Local economic challenges are leading to food insecurity
By Vilas News-Review, Posted on August 1, 2023
Letter to the Editor:
As president of Feed Our Rural Kids (FORK), I am lucky to have the opportunity to travel around the area speaking to various civic groups and community organizations.
As part of each presentation, I open it up to questions from the floor. One question that is consistently asked is, “Why are so many families unable to feed their own children?”
The answer to that question is complicated, and I can’t say my answers are always as articulate as I’d wish.
However, I just ran across these numbers this last weekend and I’d like to share them with you. Maybe here, I can give a better answer so that people who are older, and that is most of us, can get a clearer perspective of the economic challenges facing our adult children and grandchildren.
Here are some numbers around the cost of housing. No, these are not local numbers; they are national in scope.
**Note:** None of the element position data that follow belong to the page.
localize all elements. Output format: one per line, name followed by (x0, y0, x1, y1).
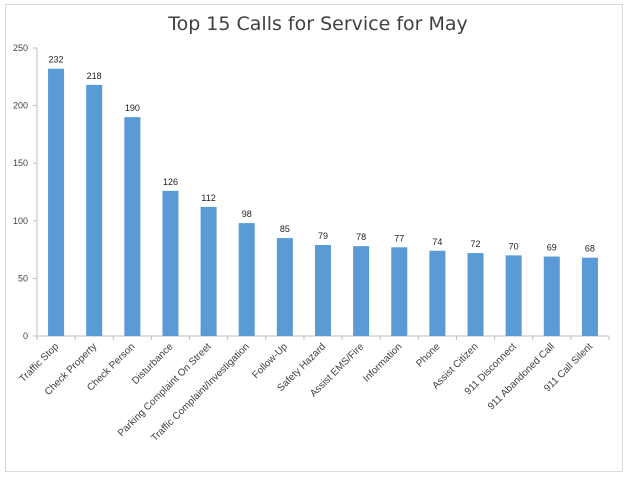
x-tick-label: 911 Abandoned Call (486, 341, 557, 412)
bar (124, 117, 141, 337)
data-label: 72 (471, 239, 481, 249)
bar (353, 246, 370, 336)
bar (48, 68, 65, 337)
y-tick-label: 250 (13, 43, 28, 53)
chart-frame (5, 4, 623, 472)
data-label: 70 (509, 241, 519, 251)
data-label: 78 (356, 232, 366, 242)
data-label: 232 (49, 55, 64, 65)
x-tick-label: Phone (414, 341, 443, 370)
data-label: 77 (394, 233, 404, 243)
data-label: 218 (87, 71, 102, 81)
bar (391, 247, 408, 336)
data-label: 126 (163, 177, 178, 187)
data-label: 112 (201, 193, 215, 203)
bar (200, 206, 217, 336)
bar (467, 253, 484, 336)
y-tick-label: 200 (13, 101, 28, 111)
data-label: 190 (125, 103, 140, 113)
bar (276, 238, 293, 336)
data-label: 74 (432, 237, 442, 247)
y-tick-label: 100 (13, 216, 28, 226)
chart-title: Top 15 Calls for Service for May (167, 13, 468, 35)
x-tick-label: Information (361, 341, 404, 384)
x-tick-label: Follow-Up (250, 341, 290, 381)
bar (314, 244, 332, 336)
data-label: 79 (318, 231, 328, 241)
bar (238, 223, 255, 336)
bar-series (48, 68, 598, 337)
bar (505, 255, 522, 336)
data-label: 69 (547, 243, 557, 253)
bar (581, 257, 598, 336)
data-label: 68 (585, 244, 595, 254)
bar (429, 250, 446, 336)
bar (86, 84, 103, 336)
data-label: 85 (280, 224, 290, 234)
data-label: 98 (242, 209, 252, 219)
bar (543, 256, 560, 336)
y-tick-label: 150 (13, 158, 28, 168)
y-tick-label: 50 (18, 273, 28, 283)
data-labels: 232 218 190 126 112 98 85 79 78 77 74 72 70 69 68 (49, 55, 595, 254)
y-tick-label: 0 (23, 331, 28, 341)
bar (162, 190, 179, 336)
At the end, I’ll compare these national averages to our challenge here in the North Woods.
In 1995, the average cost of a home was $130,000 with interest at 7.86% and monthly payments of $753. It took 31% of average annual income to buy that house.
Today, that cost is $419,000 with interest at 7.24%. The average monthly payment for that mortgage is $2,283 or 36% of income.
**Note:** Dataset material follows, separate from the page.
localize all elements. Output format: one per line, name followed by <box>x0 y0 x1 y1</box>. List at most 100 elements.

It’s even tougher in Vilas County, with a June, 2023, average median home listing price in Vilas County being $489,500 and the countywide median household income being $59,844.
This makes the monthly payments 53.5% of median household income at the 7.24% mentioned above. That is with $97,900 as a down payment.
Yes, these are just numbers. But sometimes numbers are all we have to help people visualize the story around childhood food insecurity here in the North Woods.
Maybe they call them the “good old days” for a reason. But this is the new reality around the economic challenges facing families with children today.
You don’t even want to get started talking about the cost of child care, transportation, health care, and food itself. You get the point.
You can help the children caught in this economic crossfire by donating to FORK at feedourruralkids.org/donate, or by stopping in at any Eagle River financial institution this August and contributing to the CashFORKids fundraiser.
Perry Pokrandt
President, Feed Our Rural Kids, Inc.